The film opens with the character of Jeff (played by actor Dominic Leeder) comically dragging a dead body through a park. He arrives at Frank’s residence and invokes a previously understood pact revolving around a special one-time favor and a “no questions asked” stipulation. Frank (played by Patrick Knowles) is a borderline racist, selfish twat who seems emphatically reluctant to help his friend during his time of need. Soon, Jeff and Frank begin to plan the disposal of their dead body, eventually resulting in the arrival of Richie (played by the hilarious Spencer Burrows), another moronic friend who happily joins in on their misadventure. In pursuit of the brainless trio is Ashby (played by Laurence Kennedy), he’s a cold-blooded, terrifying Irish hitman with impure motivations of his own.

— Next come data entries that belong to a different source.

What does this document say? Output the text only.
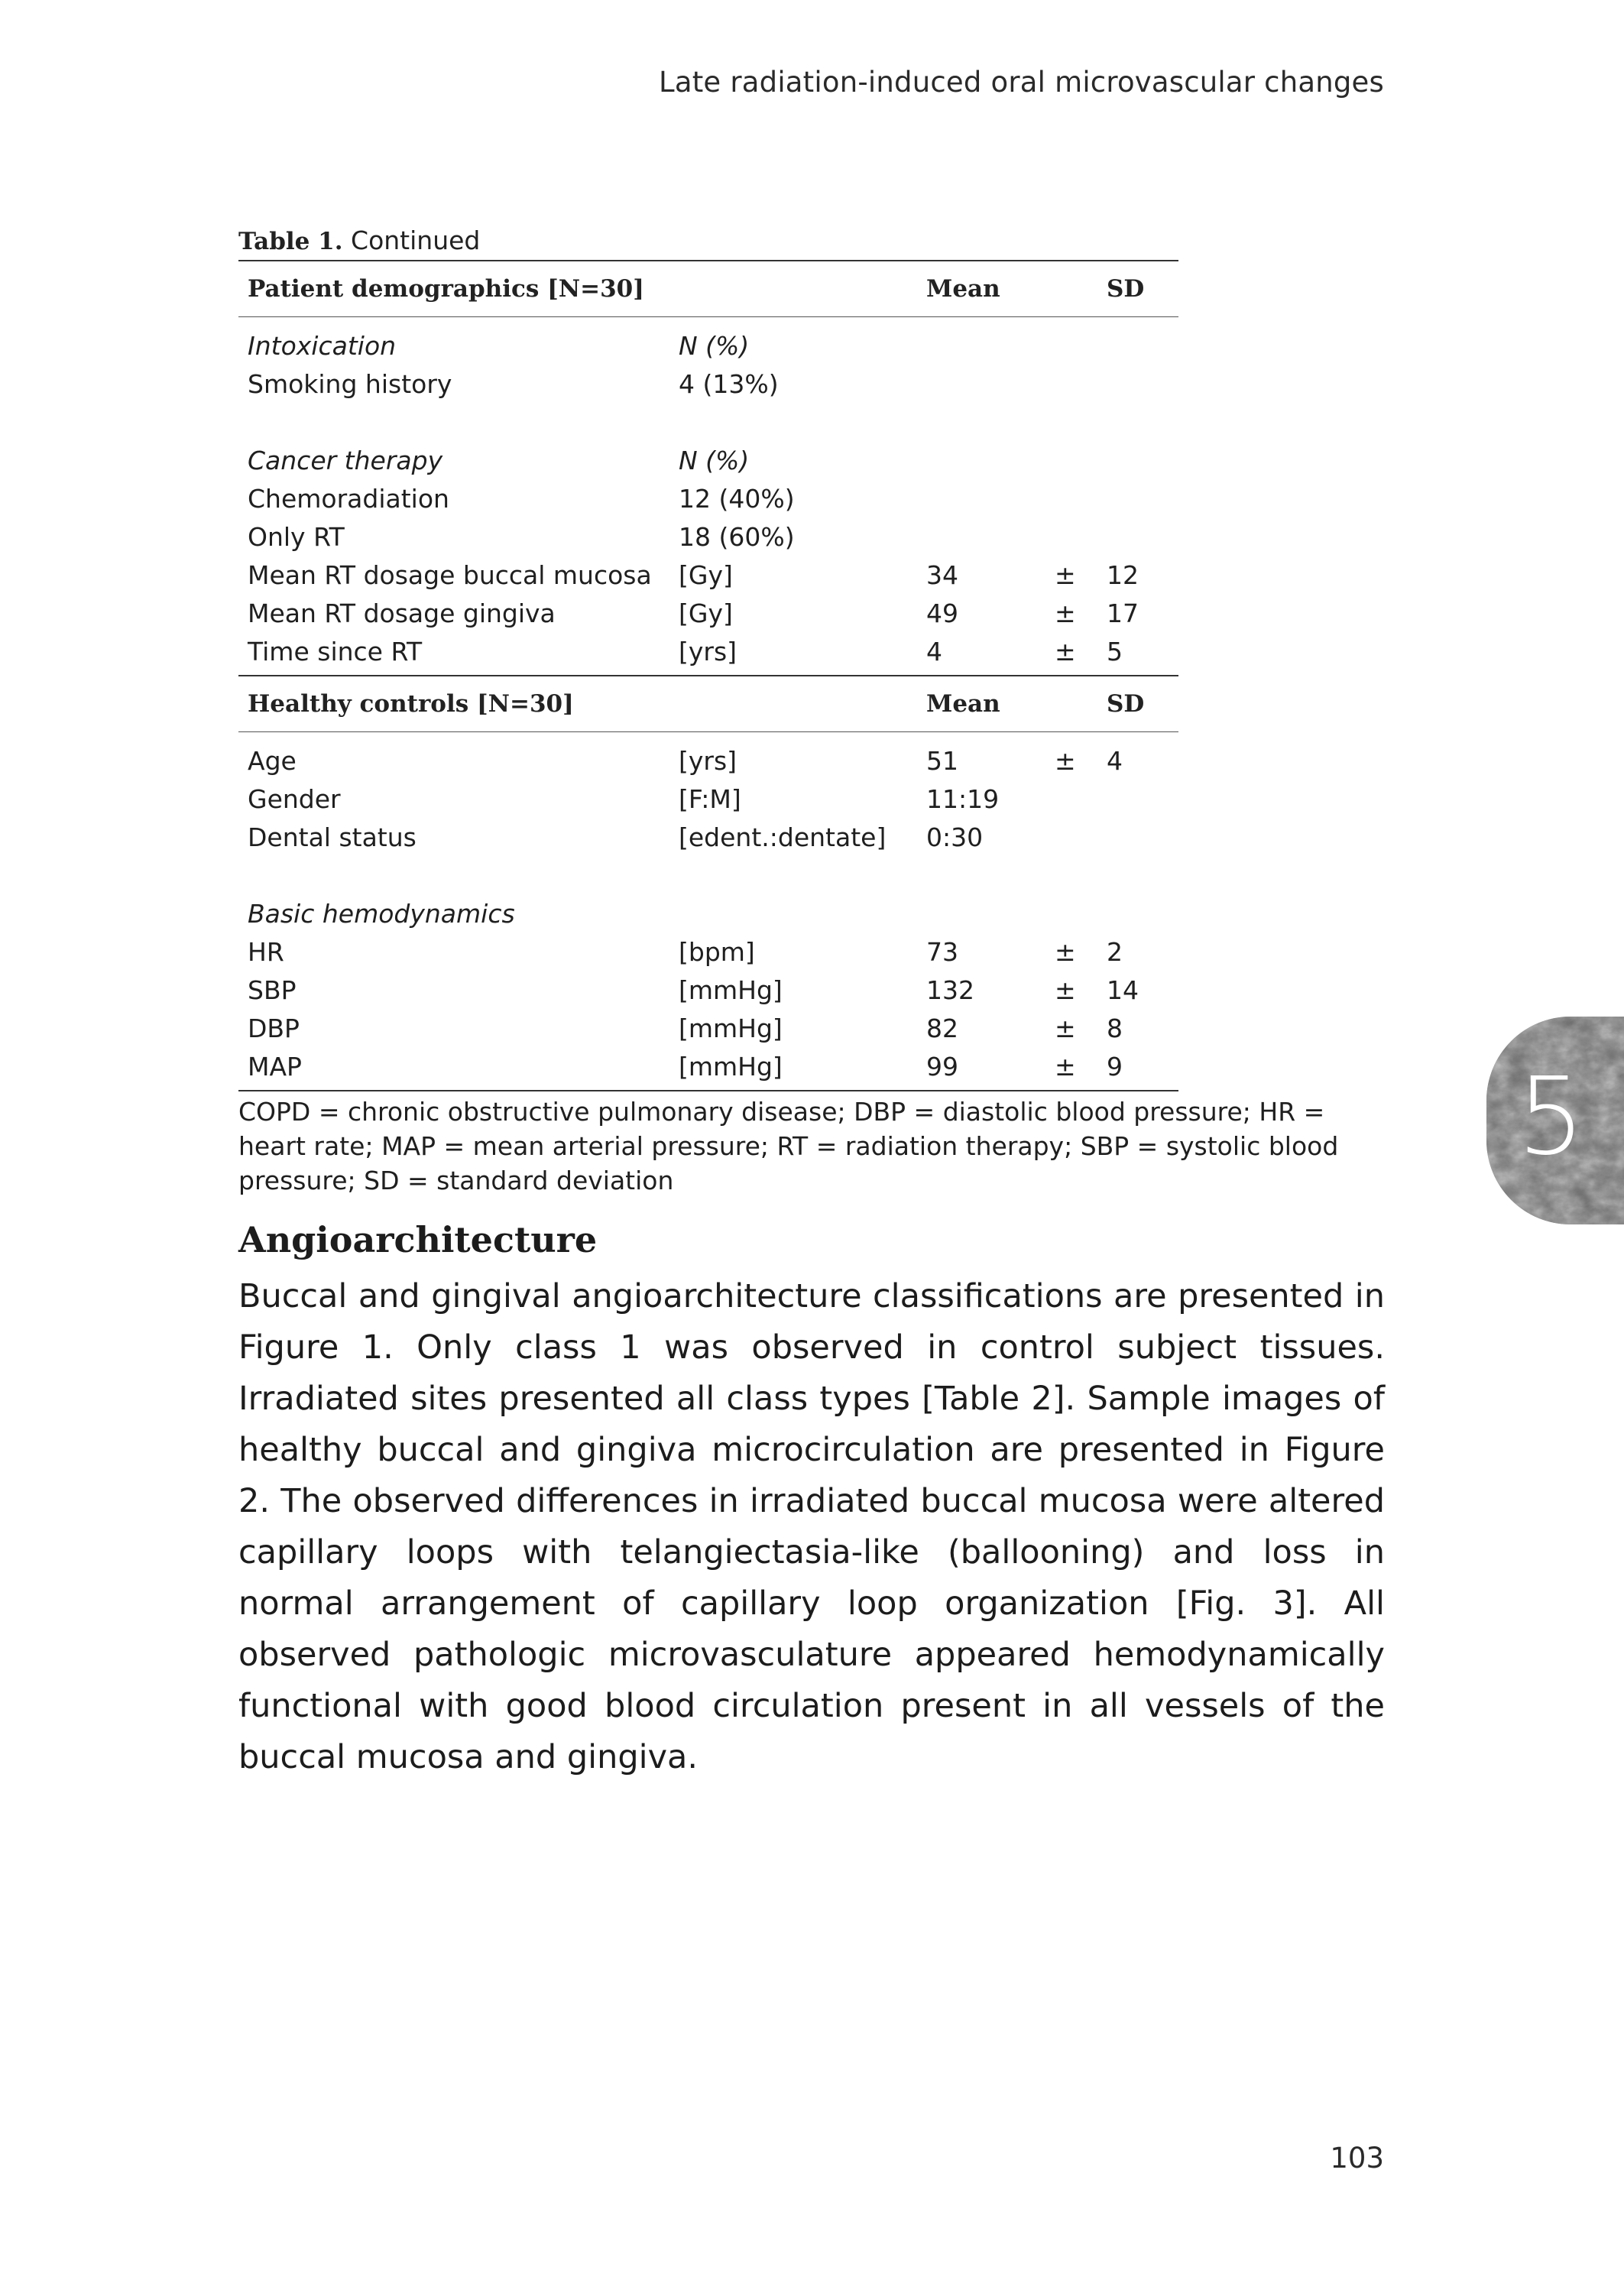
Late radiation-induced oral microvascular changes
Table 1. Continued
Patient demographics [N=30]	Mean	SD
Intoxication	N (%)
Smoking history	4 (13%)
Cancer therapy	N (%)
Chemoradiation	12 (40%)
Only RT	18 (60%)
Mean RT dosage buccal mucosa	[Gy]	34	±	12
Mean RT dosage gingiva	[Gy]	49	±	17
Time since RT	[yrs]	4	±	5
Healthy controls [N=30]	Mean	SD
Age	[yrs]	51	±	4
Gender	[F:M]	11:19
Dental status	[edent.:dentate]	0:30
Basic hemodynamics
HR	[bpm]	73	±	2
SBP	[mmHg]	132	±	14
DBP	[mmHg]	82	±	8
MAP	[mmHg]	99	±	9
COPD = chronic obstructive pulmonary disease; DBP = diastolic blood pressure; HR = heart rate; MAP = mean arterial pressure; RT = radiation therapy; SBP = systolic blood pressure; SD = standard deviation
Angioarchitecture
Buccal and gingival angioarchitecture classifications are presented in Figure 1. Only class 1 was observed in control subject tissues. Irradiated sites presented all class types [Table 2]. Sample images of healthy buccal and gingiva microcirculation are presented in Figure 2. The observed differences in irradiated buccal mucosa were altered capillary loops with telangiectasia-like (ballooning) and loss in normal arrangement of capillary loop organization [Fig. 3]. All observed pathologic microvasculature appeared hemodynamically functional with good blood circulation present in all vessels of the buccal mucosa and gingiva.
5
103
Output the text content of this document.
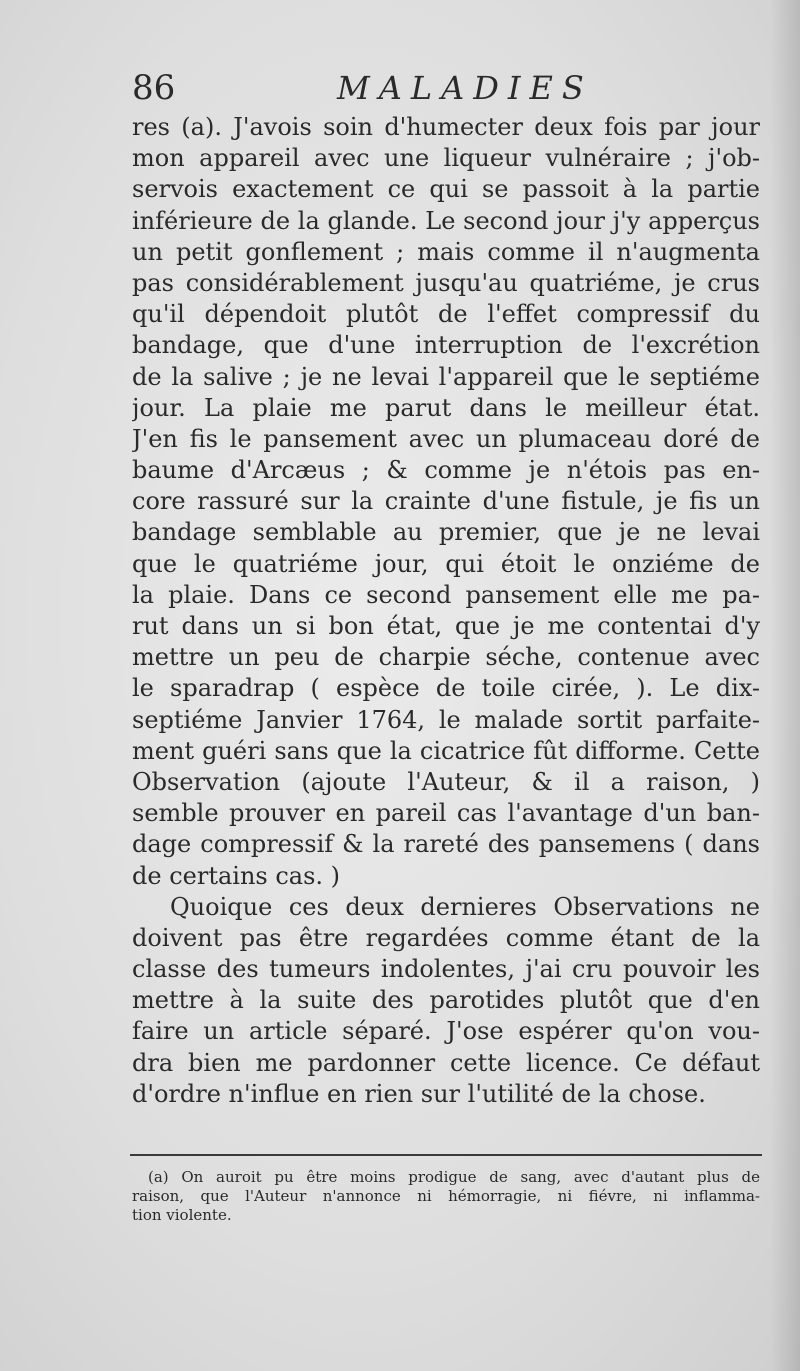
86	MALADIES
res (a). J'avois soin d'humecter deux fois par jour
mon appareil avec une liqueur vulnéraire ; j'ob-
servois exactement ce qui se passoit à la partie
inférieure de la glande. Le second jour j'y apperçus
un petit gonflement ; mais comme il n'augmenta
pas considérablement jusqu'au quatriéme, je crus
qu'il dépendoit plutôt de l'effet compressif du
bandage, que d'une interruption de l'excrétion
de la salive ; je ne levai l'appareil que le septiéme
jour. La plaie me parut dans le meilleur état.
J'en fis le pansement avec un plumaceau doré de
baume d'Arcæus ; & comme je n'étois pas en-
core rassuré sur la crainte d'une fistule, je fis un
bandage semblable au premier, que je ne levai
que le quatriéme jour, qui étoit le onziéme de
la plaie. Dans ce second pansement elle me pa-
rut dans un si bon état, que je me contentai d'y
mettre un peu de charpie séche, contenue avec
le sparadrap ( espèce de toile cirée, ). Le dix-
septiéme Janvier 1764, le malade sortit parfaite-
ment guéri sans que la cicatrice fût difforme. Cette
Observation (ajoute l'Auteur, & il a raison, )
semble prouver en pareil cas l'avantage d'un ban-
dage compressif & la rareté des pansemens ( dans
de certains cas. )
Quoique ces deux dernieres Observations ne
doivent pas être regardées comme étant de la
classe des tumeurs indolentes, j'ai cru pouvoir les
mettre à la suite des parotides plutôt que d'en
faire un article séparé. J'ose espérer qu'on vou-
dra bien me pardonner cette licence. Ce défaut
d'ordre n'influe en rien sur l'utilité de la chose.
(a) On auroit pu être moins prodigue de sang, avec d'autant plus de
raison, que l'Auteur n'annonce ni hémorragie, ni fiévre, ni inflamma-
tion violente.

While each of the actors is enjoyable in their respective roles, the script does a disservice to the characters by failing to give them any semblance of camaraderie. I cannot, for the life of me, understand why any of these people would be friends with one another. Maybe if we were given insight into Jeff and Frank’s friendship outside of their wacky escapades I’d root for them to overcome their differences and unite in their common goals, but I kept finding myself thinking out loud “Why is Jeff friends with Frank? Frank is a borderline racist who’s terribly selfish.” And “Why is Frank friends with Jeff? Jeff is an idiot who is seemingly doing everything he can to ruin Frank’s life.” If there was some kind of connection between the characters, I could see why they stuck together through the film’s ridiculous premise. Admittedly, it is a minor gripe, but it did mess with my suspension of disbelief, yet despite all of that, the three leads have tremendous chemistry with one another, and I’d love to see more of their misadventures in the future. The character of Ashby makes for a compelling antagonist against the film’s three leads, his calm-demeanor and quiet rage steals the show when he’s on screen; this guy genuinely unsettles me. A highlight for me is Richie (played by Spencer Burrows), a third wheel that comes along later in the movie. His comedic timing and quirky attitude makes him a scene-stealer. There’s some fantastic allusions to his life that indicate attempting the disposal of dead bodies isn’t even in his top 10 list of weird shit he’s done this week. Lines of dialogue hint that this character has seen and done some really dark things, but he takes everything in the film with a calm stride while the other two are more than quick to panic.

“I just wish there was some more context to their friendship that made me understand why they’d stick together through all these messes.”

Michael Eden’s Deny Everything is a great looking film with an amazing cast that, unfortunately, just doesn’t take care in establishing a satisfying relationship with the three leads. They come off as being three characters that hate each other stuck in a situation that could have been easily solved if not for unrealistic stupidity and convoluted choices made solely to propel the plot along. I just wish there was some more context to their friendship that made me understand why they’d stick together through all these messes. With that said, the humor is spot on, and the film drew some genuine laughs from me, especially the scene with Richie and the cricket bat. If you’re into black comedy and British humor, you’ll find a shit ton to love here with Deny Everything.

Deny Everything (2017) Written and Directed: by Michael Eden. Starring: Dominic Leeder, Patrick Knowles, Spencer Burrows, Laurence Kennedy.